The Nivea campaign for which this advent belongs to is comprised of more than one advert with the same concept. In fact another Nivea advert from the campaign was similar in image but instead the model was white.  In a similar pose, dressed smart and again holding the head of his ‘uncivilised’ self, this time the caption read “Sin City isn’t an excuse to look like hell”.
So what if the captions where switched so that the advert with the white model read "re-civilize yourself", would this still be offensive?
The ad’s message would still be the same, it would still be saying that men are uncivilised (and well unattractive) till they use Nivea, though would this now only apply to white men since the model was white? And if so wouldn't the white audience be just as offended? – I very much doubt it, why? Well consider this...
                                                                                                  
Would the caption "re-civilize yourself" still be offensive if it was on a Sean John or Rocawear ad?
This raises the question whether the brand identity and models used specifies the intended audience, i.e.: black models/brand = black audience, white model/brand = white audience, Chinese model/brand = Chinese audience?
We should also consider how people are more comfortable with racially provocative behaviour and language if it comes from within their own community/race, i.e. The word ‘nigga’ used by black Hip-Hop artist or Little Britain sketches performed by white British actors, had any of the 2 examples been done by someone outside if the ethnicities it would be considered offensive.
When the 2 above points are considered it’s obvious that the caption "re-civilize yourself" would not be offensive if it was on a Sean John or Rocawear advert, since the product is for black people by black people so the caption would be taken as a inside joke!
But then Sean John or Rocawear clothes are not just worn by black people, both brands are sold internationally to people all over the world. They too will use models of other ethnicities so what if a white or Chinese model wearing Sean John clothes had the caption "re-civilize yourself" would the white/Chinese audience not be offended?  -  Again I doubt it, as I imagine it would be passed off as a quirky marketing strategy.  I mean just picture a white guy in Sean John’s urban clothing collection with the caption "re-civilize yourself", who would that offend?

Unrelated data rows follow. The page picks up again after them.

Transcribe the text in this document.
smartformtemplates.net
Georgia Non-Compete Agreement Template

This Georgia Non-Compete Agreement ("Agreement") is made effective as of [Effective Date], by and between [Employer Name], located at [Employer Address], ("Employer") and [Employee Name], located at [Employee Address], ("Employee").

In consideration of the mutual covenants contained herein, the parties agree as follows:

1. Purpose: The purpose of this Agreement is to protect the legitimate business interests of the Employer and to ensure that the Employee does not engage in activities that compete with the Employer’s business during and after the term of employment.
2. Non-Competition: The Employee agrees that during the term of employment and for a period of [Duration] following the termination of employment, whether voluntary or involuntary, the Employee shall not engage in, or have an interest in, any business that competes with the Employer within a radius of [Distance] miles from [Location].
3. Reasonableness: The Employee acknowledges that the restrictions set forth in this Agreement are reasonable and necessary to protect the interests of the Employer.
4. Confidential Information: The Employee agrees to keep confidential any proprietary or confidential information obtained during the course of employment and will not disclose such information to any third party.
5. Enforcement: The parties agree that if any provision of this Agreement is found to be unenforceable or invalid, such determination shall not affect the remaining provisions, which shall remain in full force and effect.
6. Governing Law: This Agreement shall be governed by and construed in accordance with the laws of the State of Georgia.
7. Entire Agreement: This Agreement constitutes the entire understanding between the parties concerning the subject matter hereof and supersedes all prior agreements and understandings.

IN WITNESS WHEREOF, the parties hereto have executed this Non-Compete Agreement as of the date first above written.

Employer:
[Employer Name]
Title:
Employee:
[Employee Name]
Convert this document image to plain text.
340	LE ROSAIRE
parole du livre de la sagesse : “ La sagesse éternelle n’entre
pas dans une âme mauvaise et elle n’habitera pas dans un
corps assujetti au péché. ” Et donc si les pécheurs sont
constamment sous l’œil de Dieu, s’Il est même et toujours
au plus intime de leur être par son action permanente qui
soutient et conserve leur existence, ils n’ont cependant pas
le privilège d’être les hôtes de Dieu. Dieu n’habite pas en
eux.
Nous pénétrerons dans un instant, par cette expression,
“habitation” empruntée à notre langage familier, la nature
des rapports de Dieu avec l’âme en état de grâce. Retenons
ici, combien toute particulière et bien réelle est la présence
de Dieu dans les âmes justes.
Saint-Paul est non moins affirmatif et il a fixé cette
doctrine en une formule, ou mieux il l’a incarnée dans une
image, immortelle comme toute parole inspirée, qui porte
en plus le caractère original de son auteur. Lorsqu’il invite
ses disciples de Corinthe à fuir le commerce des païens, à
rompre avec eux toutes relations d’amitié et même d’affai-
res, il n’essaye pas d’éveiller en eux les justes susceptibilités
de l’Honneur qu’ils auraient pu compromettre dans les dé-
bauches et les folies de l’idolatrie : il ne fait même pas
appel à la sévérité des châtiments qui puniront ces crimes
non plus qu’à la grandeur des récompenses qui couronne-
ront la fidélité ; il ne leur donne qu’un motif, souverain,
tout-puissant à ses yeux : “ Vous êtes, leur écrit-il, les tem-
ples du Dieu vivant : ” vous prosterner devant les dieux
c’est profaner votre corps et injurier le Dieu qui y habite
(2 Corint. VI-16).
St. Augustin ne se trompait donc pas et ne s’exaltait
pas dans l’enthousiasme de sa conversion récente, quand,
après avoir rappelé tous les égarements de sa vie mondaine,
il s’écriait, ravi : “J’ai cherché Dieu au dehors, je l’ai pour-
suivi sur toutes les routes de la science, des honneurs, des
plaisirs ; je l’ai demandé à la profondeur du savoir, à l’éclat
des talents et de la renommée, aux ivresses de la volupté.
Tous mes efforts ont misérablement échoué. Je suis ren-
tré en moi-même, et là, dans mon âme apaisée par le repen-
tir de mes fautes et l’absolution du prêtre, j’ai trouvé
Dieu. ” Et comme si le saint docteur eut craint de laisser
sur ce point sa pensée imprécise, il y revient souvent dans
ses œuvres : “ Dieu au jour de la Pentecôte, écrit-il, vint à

What if instead of the word ‘re-civilised’ Nivea used ‘improve’?
‘Improve yourself’ would I’m very sure still cause outrage if it was still captioned on the black model’s ad.  Also the caption wouldn’t have as much zeal to carry off the adverts concept. -  I mean how many of you would buy into a product that will improve you over a product that offers social advantage!? – So you can see why Nivea chose the caption they did, they are only trying to beat their competition and make a sale!
So it would be fine for Sean John to use the caption but not for Nivea? What’s the problem? Brand Identity or more the case ethnicity.  Nivea being a German company belongs to the European/white ethnicity whereas Sean John and Rocawear are known to be black, which is why in the case that the white model in the Nivea advert had the caption "re-civilize yourself" the white audience wouldn’t have been offended since the jib was coming from within their own race.

Regardless whether black man are civilised or not, will Nivea products be able to civilise anyone?
Obviously the answer to this is no but it does remind you that it is after all only an advert for male beauty products.  A market which has been on the steady rise the past decade, with  celebrity males like P. Diddy, Ryan Gosling and Trey Songs perpetuating the notion of the ‘metrosexual man’. - Men who invest a lot of time and money buffing, waxing and preening themselves.
Nivea’s current marketing campaign aims to appeal to the Metrosexual men and like many of their peers uses psychological/emotional trickery to distinguish their products potential over the sea of competitor products & brands.


Though it is fair to say that considering racial tensions, it was silly of them to have used the caption with a black model, it could have genuinely more offensive had the ad instead been run by the adult learning centre, a religious sect/church or the job centre!?